The mechanism governing the training dynamics of Quantum Neural Networks (QNNs) remains under-explored. In classical Deep Neural Networks (DNNs), training is dominated by "Spectral Bias," i.e. prioritizing learning low-frequency components and struggle for high-frequency details. In this work, we theoretically and empirically identify a distinct mechanism in QNNs, which we term Spectral Amplitude Priority. By analyzing the frequency-domain gradients and residual dynamics via the Quantum Neural Tangent Kernel (QNTK), we prove that QNN training is governed primarily by the magnitude of spectral components rather than their frequency indices. Consequently, QNNs can efficiently capture high-frequency functions-provided they have significant amplitude-thereby overcoming the inherent limitations of their classical counterparts. We validate this principle on both synthetic high-frequency functions and quantum-advantage tasks. The results show that QNNs significantly outperform DNNs in high-frequency tasks, offering an explanation for QNNs' superior expressivity in complex spectral landscapes.
Paper Structure (17 sections, 13 equations, 11 figures, 3 tables)

This paper contains 17 sections, 13 equations, 11 figures, 3 tables.

Figures (11)

  • Figure 1: The scheme of QNNs studied in the paper. (a) $S(x)$ is the data encoding circuit block and $W_{\theta _{(p)}}$ is the trainable circuit block. (b) One of the layers of $S(x)$ and $W_{\theta_{(p)}}$ specific gates and their dependence on $x$, $\theta$. The encoding circuit $S(x)$ embeds classical data into the rotation angles of RX gates, thereby encoding classical information into quantum state.
  • Figure 2: The amplitude-frequency plots of the $f_L(x)$, $f_M(x)$, and $f_H(x)$ in Eq. \ref{['eq:curves']}. The x-axis represents the index of each frequency component after applying the Fourier transform to the function, while the y-axis denotes the amplitude. The black, red, and blue curves correspond to the frequency and amplitude distributions of $f_L(x)$, $f_M(x)$, and $f_H(x)$, respectively.
  • Figure 3: Evolutions of gradients derived from Eq. \ref{['eq:gradient_k']} for loss functions when training QNNs for fitting one-variable curves of low-frequency (a), middle-frequency (b) and high-frequency (c) dominated functions.
  • Figure 4: Comparison of residual dynamics between actual ones and predicted by QNTK when learning low-frequency (a), middle-frequency (b) and high-frequency (c) dominated functions.
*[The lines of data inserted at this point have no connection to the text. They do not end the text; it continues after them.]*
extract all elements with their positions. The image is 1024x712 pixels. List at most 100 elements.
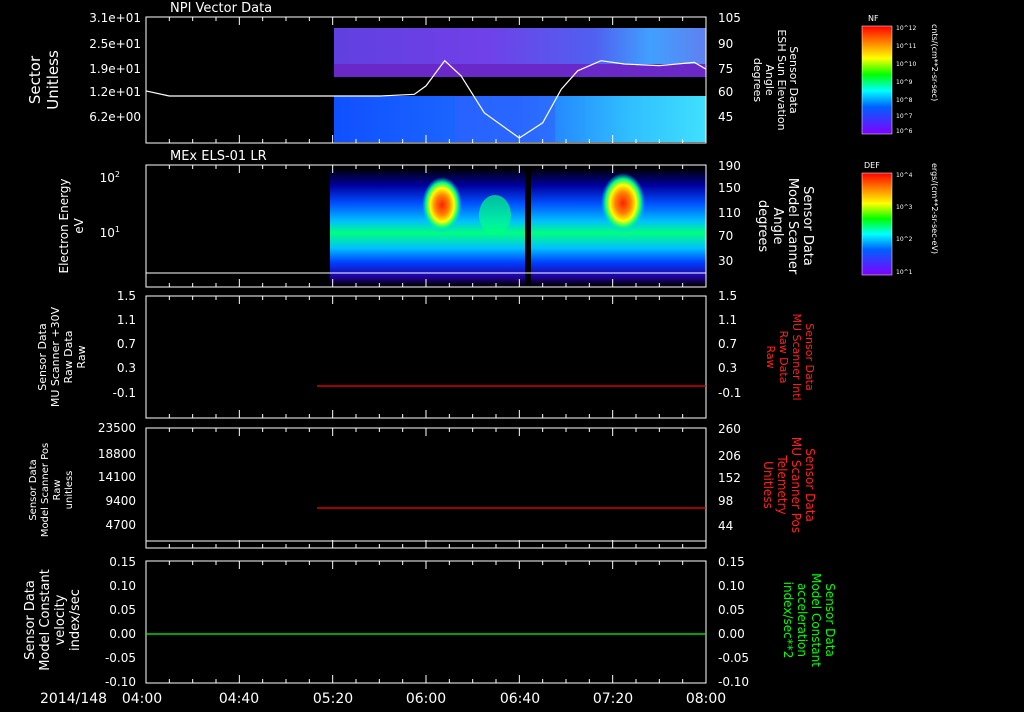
time-tick-3: 06:00: [406, 691, 446, 707]
p4-ylabel-right-3: Unitless: [761, 461, 775, 509]
p5-ytick-right-4: -0.05: [718, 651, 749, 665]
p5-ylabel-left-2: velocity: [53, 594, 68, 645]
p5-ytick-left-5: -0.10: [105, 675, 136, 689]
p3-ytick-right-4: -0.1: [718, 386, 741, 400]
p5-ytick-right-1: 0.10: [718, 579, 745, 593]
p4-ytick-right-0: 260: [718, 422, 741, 436]
npi-ytick-left-2: 1.9e+01: [89, 62, 141, 76]
npi-cb-tick-6: 10^6: [896, 128, 913, 135]
panel-title-els: MEx ELS-01 LR: [170, 149, 267, 164]
p4-ylabel-right: Sensor Data MU Scanner Pos Telemetry Uni…: [761, 437, 817, 533]
p3-ytick-left-3: 0.3: [117, 361, 136, 375]
p3-ytick-right-3: 0.3: [718, 361, 737, 375]
npi-ytick-left-4: 6.2e+00: [89, 110, 141, 124]
els-colorbar-label: DEF: [864, 161, 880, 170]
time-tick-2: 05:20: [313, 691, 353, 707]
panel-title-npi: NPI Vector Data: [170, 1, 272, 16]
p5-ytick-left-3: 0.00: [109, 627, 136, 641]
p4-ytick-left-0: 23500: [98, 421, 136, 435]
p4-ylabel-left-3: unitless: [64, 471, 75, 510]
p3-ylabel-right-3: Raw: [764, 345, 777, 368]
els-ylabel-right-3: degrees: [755, 200, 770, 253]
els-ylabel-right: Sensor Data Model Scanner Angle degrees: [755, 178, 815, 275]
npi-ytick-left-0: 3.1e+01: [89, 11, 141, 25]
npi-cb-tick-1: 10^11: [896, 43, 916, 50]
els-ytick-right-0: 190: [718, 159, 741, 173]
p3-ytick-right-1: 1.1: [718, 313, 737, 327]
time-tick-0: 04:00: [122, 691, 162, 707]
p5-ytick-left-4: -0.05: [105, 651, 136, 665]
els-ytick-left-0: 102: [100, 170, 120, 185]
p3-ylabel-left-1: MU Scanner +30V: [49, 306, 62, 407]
npi-ytick-left-1: 2.5e+01: [89, 37, 141, 51]
npi-ylabel-left-0: Sector: [26, 55, 44, 104]
npi-spectrogram-upper: [334, 28, 706, 64]
els-ylabel-left-0: Electron Energy: [57, 178, 71, 273]
npi-cb-tick-2: 10^10: [896, 61, 916, 68]
npi-ylabel-left-1: Unitless: [44, 50, 62, 110]
plot-stage: NPI Vector Data 3.1e+01 2.5e+01 1.9e+01 …: [0, 0, 1024, 708]
p5-ylabel-right: Sensor Data Model Constant acceleration …: [781, 573, 837, 667]
date-label: 2014/148: [40, 691, 107, 707]
npi-ytick-right-3: 60: [718, 85, 733, 99]
time-tick-4: 06:40: [500, 691, 540, 707]
npi-cb-tick-3: 10^9: [896, 79, 913, 86]
npi-colorbar-label: NF: [868, 14, 879, 23]
els-ytick-left-1: 101: [100, 225, 120, 240]
p5-ylabel-right-3: index/sec**2: [781, 582, 795, 659]
p5-ylabel-right-1: Model Constant: [809, 573, 823, 667]
npi-cb-tick-0: 10^12: [896, 25, 916, 32]
p5-ytick-right-3: 0.00: [718, 627, 745, 641]
els-spectrogram: [330, 168, 706, 286]
p4-ytick-right-4: 44: [718, 519, 733, 533]
p3-ylabel-left-3: Raw: [75, 345, 88, 368]
p5-ylabel-left-3: index/sec: [68, 589, 83, 651]
p4-ylabel-left: Sensor Data Model Scanner Pos Raw unitle…: [28, 443, 75, 537]
p5-ytick-right-2: 0.05: [718, 603, 745, 617]
panel-scanner-position: 23500 18800 14100 9400 4700 260 206 152 …: [28, 421, 817, 549]
p4-ytick-left-4: 4700: [105, 518, 136, 532]
els-cb-tick-3: 10^1: [896, 269, 913, 276]
els-ylabel-right-2: Angle: [770, 208, 785, 245]
els-ylabel-right-0: Sensor Data: [800, 186, 815, 266]
p3-ylabel-left-2: Raw Data: [62, 331, 75, 384]
panel-npi: NPI Vector Data 3.1e+01 2.5e+01 1.9e+01 …: [26, 1, 939, 144]
p5-ylabel-right-2: acceleration: [795, 583, 809, 657]
els-ytick-right-1: 150: [718, 181, 741, 195]
p4-ylabel-right-1: MU Scanner Pos: [789, 437, 803, 533]
npi-cb-tick-4: 10^8: [896, 97, 913, 104]
p5-ylabel-left-1: Model Constant: [38, 569, 53, 671]
npi-ytick-right-2: 75: [718, 62, 733, 76]
p5-ytick-left-0: 0.15: [109, 555, 136, 569]
p5-frame: [145, 560, 707, 684]
p4-frame: [145, 427, 707, 549]
multi-panel-plot: NPI Vector Data 3.1e+01 2.5e+01 1.9e+01 …: [23, 1, 939, 707]
panel-scanner-voltage: 1.5 1.1 0.7 0.3 -0.1 1.5 1.1 0.7 0.3 -0.…: [36, 289, 816, 419]
p4-ylabel-left-2: Raw: [52, 479, 63, 500]
p4-ytick-right-2: 152: [718, 471, 741, 485]
npi-ytick-left-3: 1.2e+01: [89, 85, 141, 99]
p4-ytick-right-3: 98: [718, 494, 733, 508]
els-patch: [479, 195, 511, 235]
npi-colorbar-unit: cnts/(cm**2-sr-sec): [930, 24, 939, 101]
npi-ylabel-right-3: degrees: [751, 58, 764, 103]
p3-ylabel-left-0: Sensor Data: [36, 323, 49, 390]
p3-ytick-left-1: 1.1: [117, 313, 136, 327]
els-burst-1: [422, 177, 462, 233]
p3-ytick-left-4: -0.1: [113, 386, 136, 400]
p3-ytick-right-0: 1.5: [718, 289, 737, 303]
p5-ytick-left-2: 0.05: [109, 603, 136, 617]
p3-ylabel-left: Sensor Data MU Scanner +30V Raw Data Raw: [36, 306, 88, 407]
npi-spectrogram-middle: [334, 64, 706, 77]
els-ytick-right-3: 70: [718, 229, 733, 243]
p4-ylabel-left-0: Sensor Data: [28, 459, 39, 520]
els-cb-tick-0: 10^4: [896, 172, 913, 179]
els-burst-2: [601, 173, 645, 233]
els-data-gap: [525, 168, 531, 286]
els-ytick-right-2: 110: [718, 206, 741, 220]
els-cb-tick-1: 10^3: [896, 204, 913, 211]
els-ylabel-left-1: eV: [72, 217, 86, 233]
npi-ylabel-right: Sensor Data ESH Sun Elevation Angle degr…: [751, 29, 800, 130]
p5-ylabel-left-0: Sensor Data: [23, 580, 38, 660]
npi-spectrogram-patch: [455, 96, 555, 142]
We plot the actual dynamics of $\varepsilon(t)$ for the above three functions, taking three peak frequencies in frequency domain corresponding to low, medium, and high frequencies, and their $\varepsilon(t)$ theoretical predictions of QNTK. The qubit number is $8$ with learning rate $\eta=0.01$. Parameters in the ansatz are initialized randomly in [$0$, $2\pi$].
  • Figure 5: Evolutions of relative errors for low-frequency (a), middle- (b), and high- (c) dominated functions over iterations.